Halte là ! Un Viagra pour elles bouleverserait l’équilibre de la société, s’inquiètent des scientifiques. Moulinex peut « libérer » les femmes, mais pas question de libérer leur désir sexuel.
Lorsque le Viagra pour les hommes a fait son apparition à la fin du dernier millénaire, la nouvelle fut accueillie avec des cris de victoire par les journaux, la communauté scientifique et les faiseurs d’opinion. Ce n’était que congratulation et promesse de plaisirs infinis. Les médias ne parlaient que de la « pilule du bonheur », de la gélule miraculeuse. L’ambiance était aux superlatifs.
2013 : une telle pilule miracle, pour les femmes cette fois-ci, commence à faire parler d’elle. Elle pourrait être commercialisée en 2016. Elle n’est pas encore tout à fait au point mais… Changement d’ambiance. La pilule en question s’appelle « Lybrido ». « On a l’impression d’entendre ‘débridé’ et ‘libido‘ », écrit Marion Desgeorges sur Slate.fr. Point de hourras, pas de unes dithyrambiques dans vos journaux. Les scientifiques qui se sont exprimés pilent net devant une possible libido débridée des femmes.

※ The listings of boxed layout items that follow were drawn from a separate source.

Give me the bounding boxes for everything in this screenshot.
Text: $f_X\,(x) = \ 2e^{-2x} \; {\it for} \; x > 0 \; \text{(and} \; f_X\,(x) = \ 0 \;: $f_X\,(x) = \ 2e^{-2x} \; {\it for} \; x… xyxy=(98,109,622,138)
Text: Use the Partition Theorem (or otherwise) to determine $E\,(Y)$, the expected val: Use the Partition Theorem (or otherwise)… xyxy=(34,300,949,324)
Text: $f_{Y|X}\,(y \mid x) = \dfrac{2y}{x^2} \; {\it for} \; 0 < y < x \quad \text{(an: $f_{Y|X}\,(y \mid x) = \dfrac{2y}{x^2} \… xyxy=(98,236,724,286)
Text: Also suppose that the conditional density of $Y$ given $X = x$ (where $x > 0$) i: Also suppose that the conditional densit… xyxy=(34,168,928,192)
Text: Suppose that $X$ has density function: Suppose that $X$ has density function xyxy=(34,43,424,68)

Interviewé par le New York Times, le Dr Andrew Goldstein, qui participe aux tests, dit avoir observé chez plusieurs confrères la crainte de voir les femmes transformées en nymphomanes. Paradoxal et, encore une fois, très loin des réactions au Viagra pour hommes. « Plusieurs consultants de l’industrie pharmaceutique m’ont dit que les sociétés craignaient que les résultats de leur étude soient trop forts et que la FDA (Food and Drug Administration) ne rejette leur produit. Elle pourrait estimer que la substance risque de conduire à des excès sexuels, des adultères en pagaille, et à une fracture sociale », écrit Daniel Bergner qui signe l’article du New York Times (article adapté de son livre à paraître What Do Women Want? Adventures in the Science of Female Desire).
Nous y voilà donc. La libido des femmes bouleverserait les équilibres de la société, comme la contraception, explique Daniel Bergner. La pilule a modifié le statut social et le pouvoir d’achat des femmes (et certains, comme Roman Polanski, ne la digèrent toujours pas). Transformer de sages mères de famille en nymphomanes prêtes à faire exploser la cellule familiale pourrait chambouler bien des choses. Et ça, pas question. Que Moulinex « libère la femme » en lui donnant un aspirateur ou un robot, histoire d’allonger un peu la laisse qui la relie à ses « obligations familiales », oui. Mais une pilule pour libérer sa libido… faut voir.